Der unbescholtene Angeklagte wurde wegen des Schmuggels von 1,8 Kilo Kokain aus der Schweiz nach Vorarlberg zu zwei Jahren Gefängnis verurteilt. Die Haftstrafe wird der von Simon Mathis verteidigte Kokainkonsument aber nicht verbüßen müssen, wenn er die Drogentherapie erfolgreich absolviert. Das Urteil wurde noch in der Verhandlung rechtskräftig.

Mit dem milden Urteil brachte das Gericht seine Dankbarkeit dafür zum Ausdruck, dass der 28-Jährige mit seinen Aussagen einen Drogenring hatte auffliegen lassen. Er war Drogenkurier für einen Türken, der angeblich Kokain-Bestellungen von Mitarbeitern von zwei Vorarlberger Großunternehmen aus der textil- und metallverarbeitenden Industrie entgegengenommen hatte. Der Türke soll dafür zu zweieinhalb Jahren Gefängnis verurteilt worden sein.

Seit 1. Jänner 2011 ist nach dem novellierten Suchtmittelgesetz keine Therapie statt Strafe mehr möglich, wenn die Grenzmenge um das 25-fache überstiegen worden ist. Die Grenzmenge, ab der eine große Gefahr angenommen wird, beträgt für Kokain 15 Gramm an reinem Wirkstoff. Damit ist Haft ab 300 Gramm vorgeschrieben. Das Schöffengericht nahm an, dass der 28-Jährige sogar 360 Gramm reines Kokain geschmuggelt hat.
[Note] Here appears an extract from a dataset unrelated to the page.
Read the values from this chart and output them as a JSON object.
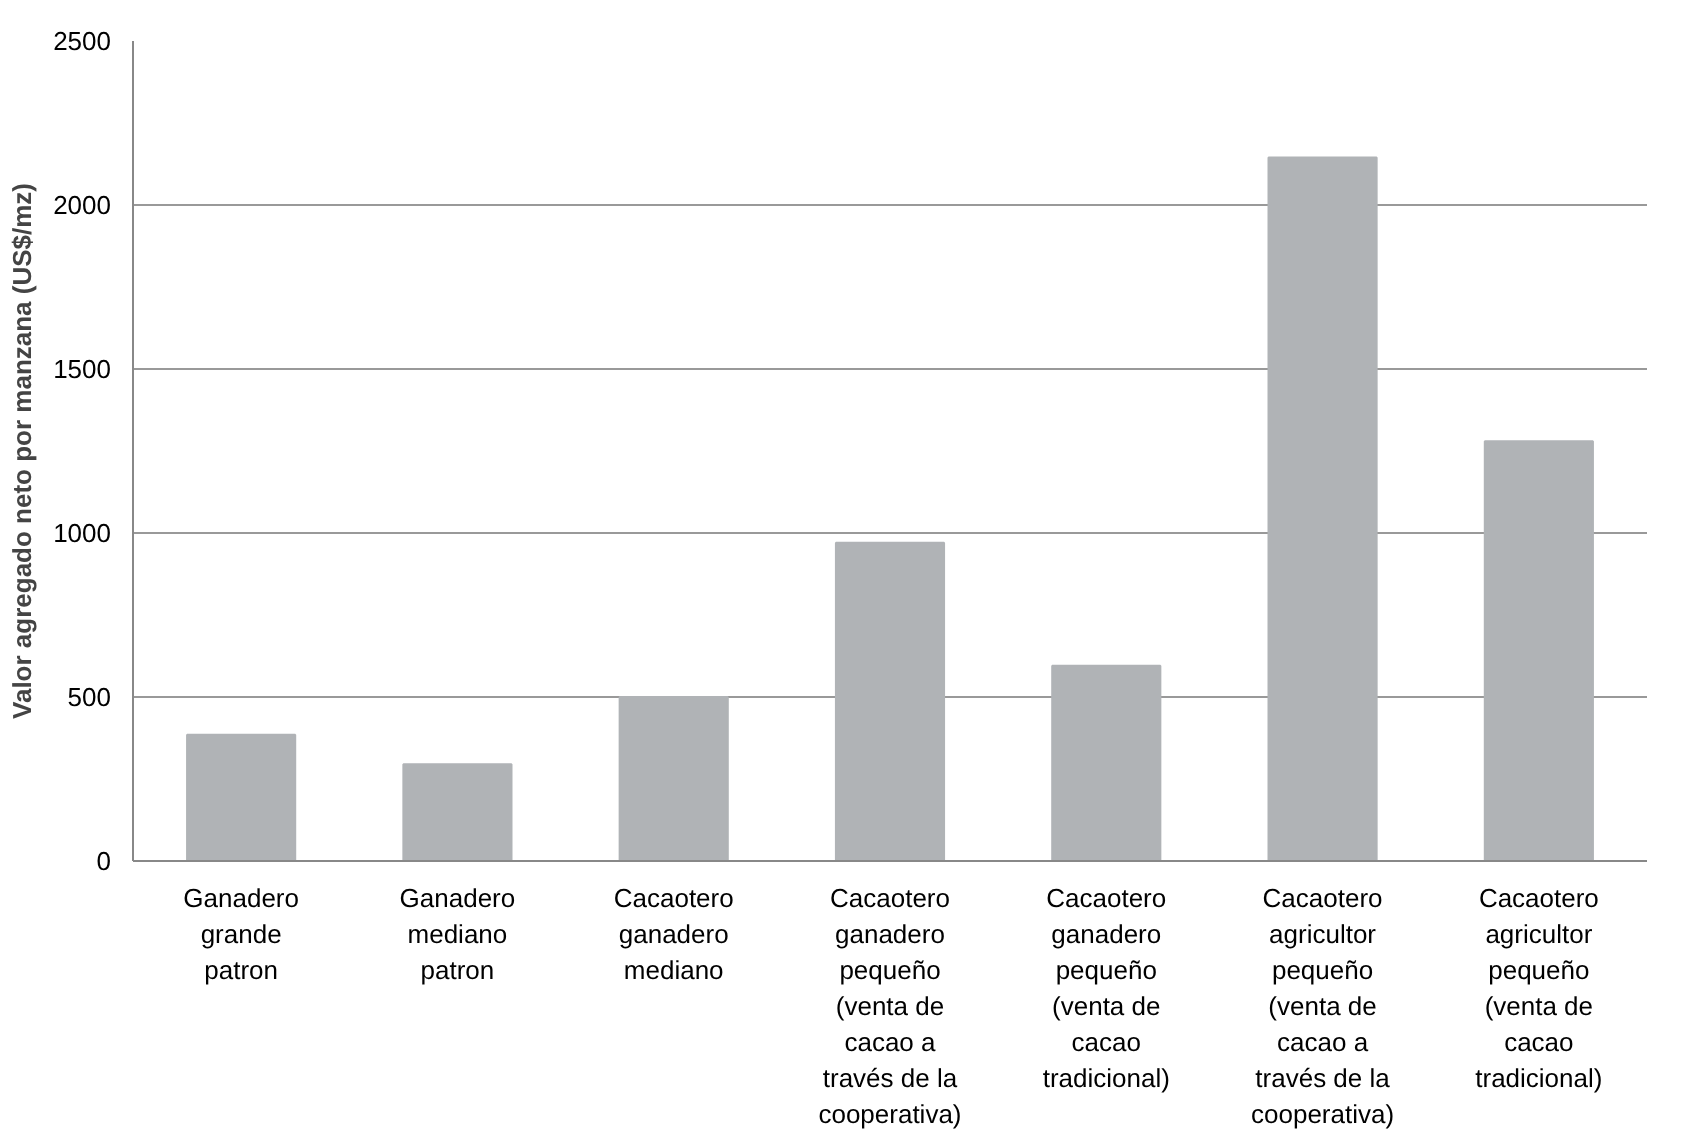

Man müsse aber beim Ko­kainschmuggel des Angeklagten „eine Splittung vornehmen“, sagte der Vorsitzende Richter, in eine Haupt- und Nebenphase. Deshalb dürfe man „keinen Additionszusammenhang“ herstellen. Für die Grenzmengen-Berechnung könnten die einzelnen Schmuggelmengen nicht einfach zusammengezählt werden. Daher „rutscht er noch unter die ominöse Grenze“. Der Mittäter benennende Täter habe sich „sehr kooperativ gezeigt und der Justiz geholfen, jetzt hilft die Justiz ihm“.

Strengere Rechtslage

Pech gehabt hätte der geständige Täter, wenn er hart bestraft worden wäre. Denn nur eine Schmuggelfahrt vom März 2011 fiel bereits unter die strenger gewordene Rechtslage seit Jahresbeginn 2011 – was allerdings für die Anwendung der neuen Bestimmung ausreichend gewesen wäre.